I developed an interest in the family I concocted for Octavian after writing Blood in The Sand, so I wanted to write something that goes into his dad's past, shows the parallel between Octavian and his father, and also highlights the Octavian and Luke are cousins theory. I wrote this awhile back and left it in my notebook until now. Enjoy!

Steven Castellan was having a panic attack in 1979 and no one knew what to do about it, or how to diagnose it. So no one did anything. It wasn't like they were ever going to do anything. People flipped out in this house all the time. At this point in his life Steven didn't expect anyone to do anything about his panic attack, so he just hid. If you went through it, carefully, thoughtfully, you could draw the line back to exactly why he was panicking. It was because his dad was getting angry and his mom was crying and his sister May seemed to occupy her own little world obliviously and his mom and sister were making his dad angrier and his dad was making his mom cry harder. And he just wanted everyone to be calm and happy but if he said anything now his dad would probably whip him. So he hid in the bathtub until he passed out, waking up only later to banging on the bathroom door. He still ended up getting whipped.

He had many days like that. When calm and happy wouldn't come so panic did instead. For a while he let it. For a while, all he did was write about it. The breathlessness, the pain, the loss of control and the need to disappear all translated into poems only two people outside of himself ever saw, but he never got rid of them. For awhile, that was all he could do. Then Steven Castellan died.

Or else, it seemed like he did. He was in high school, nearly a graduate. Tall enough to not get whipped any more, strong enough to scream back at his father, but too apathetic to care. Mostly he just let things be done to him. But that was just his outer layer, zombie-ish and dead. Inwardly he plotted and schemed. Inwardly he was full of blame. He blamed all of his problems on happiness and perfection. If everyone had just been happy, if everything had just been perfect he wouldn't have always gotten hurt. If everyone had just been happy he would have been fine. So when he dared entertain the thought of lashing out it was not at the people who had hurt him, but at the people who had the nerve to be unhappy. Especially the people he cared about (though they were few and far between), like his mom and sister. Those were the people he blamed the most, and the people it most hurt to see unhappy. When his father died his mother's tears and his sister's ignorance became synonymous with the pain that had been inflicted. So he cast them off and went to college, trying hard not to care about people so the pain and the panic would stay out of his life.

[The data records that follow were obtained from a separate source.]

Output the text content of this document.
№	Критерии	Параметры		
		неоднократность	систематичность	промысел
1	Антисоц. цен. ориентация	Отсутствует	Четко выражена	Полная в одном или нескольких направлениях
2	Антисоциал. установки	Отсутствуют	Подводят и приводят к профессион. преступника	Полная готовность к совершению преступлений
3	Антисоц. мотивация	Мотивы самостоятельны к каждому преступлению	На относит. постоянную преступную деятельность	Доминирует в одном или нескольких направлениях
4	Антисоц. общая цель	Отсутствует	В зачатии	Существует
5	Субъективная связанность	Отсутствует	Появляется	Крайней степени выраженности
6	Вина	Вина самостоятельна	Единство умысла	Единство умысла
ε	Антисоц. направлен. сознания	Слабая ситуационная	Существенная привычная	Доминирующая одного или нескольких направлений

He failed in that endeavor, falling for someone who sought perfection and happiness as much as he did. The only other person who saw his poetry, other than his sister. The only one who encouraged him to keep writing rather than ending it all. Within three years he and Victoria, his other half, were married.

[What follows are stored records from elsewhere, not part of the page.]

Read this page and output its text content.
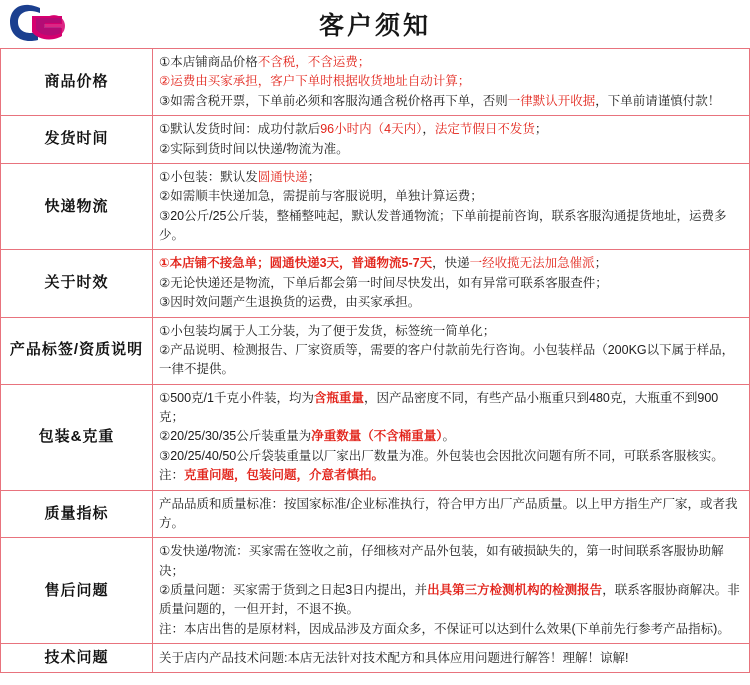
客户须知
商品价格	①本店铺商品价格不含税，不含运费；

②运费由买家承担，客户下单时根据收货地址自动计算；

③如需含税开票，下单前必须和客服沟通含税价格再下单，否则一律默认开收据，下单前请谨慎付款！

发货时间	①默认发货时间：成功付款后96小时内（4天内），法定节假日不发货；

②实际到货时间以快递/物流为准。

快递物流	①小包装：默认发圆通快递；

②如需顺丰快递加急，需提前与客服说明，单独计算运费；

③20公斤/25公斤装，整桶整吨起，默认发普通物流；下单前提前咨询，联系客服沟通提货地址，运费多少。

关于时效	①本店铺不接急单；圆通快递3天，普通物流5-7天，快递一经收揽无法加急催派；

②无论快递还是物流，下单后都会第一时间尽快发出，如有异常可联系客服查件；

③因时效问题产生退换货的运费，由买家承担。

产品标签/资质说明	①小包装均属于人工分装，为了便于发货，标签统一简单化；

②产品说明、检测报告、厂家资质等，需要的客户付款前先行咨询。小包装样品（200KG以下属于样品，一律不提供。

包装&克重	①500克/1千克小件装，均为含瓶重量，因产品密度不同，有些产品小瓶重只到480克，大瓶重不到900克；

②20/25/30/35公斤装重量为净重数量（不含桶重量）。

③20/25/40/50公斤袋装重量以厂家出厂数量为准。外包装也会因批次问题有所不同，可联系客服核实。

注：克重问题，包装问题，介意者慎拍。

质量指标	产品品质和质量标准：按国家标准/企业标准执行，符合甲方出厂产品质量。以上甲方指生产厂家，或者我方。

售后问题	①发快递/物流：买家需在签收之前，仔细核对产品外包装，如有破损缺失的，第一时间联系客服协助解决；

②质量问题：买家需于货到之日起3日内提出，并出具第三方检测机构的检测报告，联系客服协商解决。非质量问题的，一但开封，不退不换。

注：本店出售的是原材料，因成品涉及方面众多，不保证可以达到什么效果(下单前先行参考产品指标)。

技术问题	关于店内产品技术问题:本店无法针对技术配方和具体应用问题进行解答！理解！谅解!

The panic and pain never left though. On nights when she'd get upset so would he. To keep from hurting her, for he never wanted to hurt her, he would take it out on himself or the servants, or with a pen on paper. He was a quiet man who didn't really know anger, only that panic for him now defaulted to violence unless he could get it onto paper fast enough. He had taken her last name and banished the N from Steven so he would feel less like his father but he couldn't hide from it as he had as a child. And then they had a son, nearly the light of his life, like his wife Victoria the embodiment of all that was good but with a flaw. Looking both like Victoria and, tragically like May as well as Steve's own mother, the people who he accused of bringing the hurt in his life. And now, though he loved the boy and wept over the prospect he had a new target. And when Octavian cried, he often couldn't get it to paper fast enough.

She was the only semblance of control. She was the opposite of how he felt when he had a panic attack, no longer breathless, no longer in pain, no longer overwhelmed and no longer feeling like he needed to vanish. But she wasn't enough.

Octavian Alexander was having a panic attack in 2007 and no one was doing anything about it. No one noticed it because he hid it from existence. Rarely did people visit the temple of Jupiter, often the source of his panic- both the temple and the lack of people who cared he was there. He waited out the storm of panic as best he could and when he regained as much control as he could he went to the Praetorium for an aspirin. The Praetor, whoever was in charge at that time, would give him two, at most, and he would go back to work. He had been here for 8 years, and it was always the same. Headaches and panic, aspirin and aspirations that fizzled when they reached the surface. His father had been 12 as well, when he'd had panic attacks as Octavian was having now. Both had been alone, no one taking notice, no one caring. For both, there was no saving grace.

That was his childhood. A series of realizations that left him overwhelmed, alone, and panicking. It was not a lack of care that saved him, as it had had almost saved his father, but rather the lack of care sent him further into the depths of despair. Because he wanted so desperately to be cared about, and he just wasn't.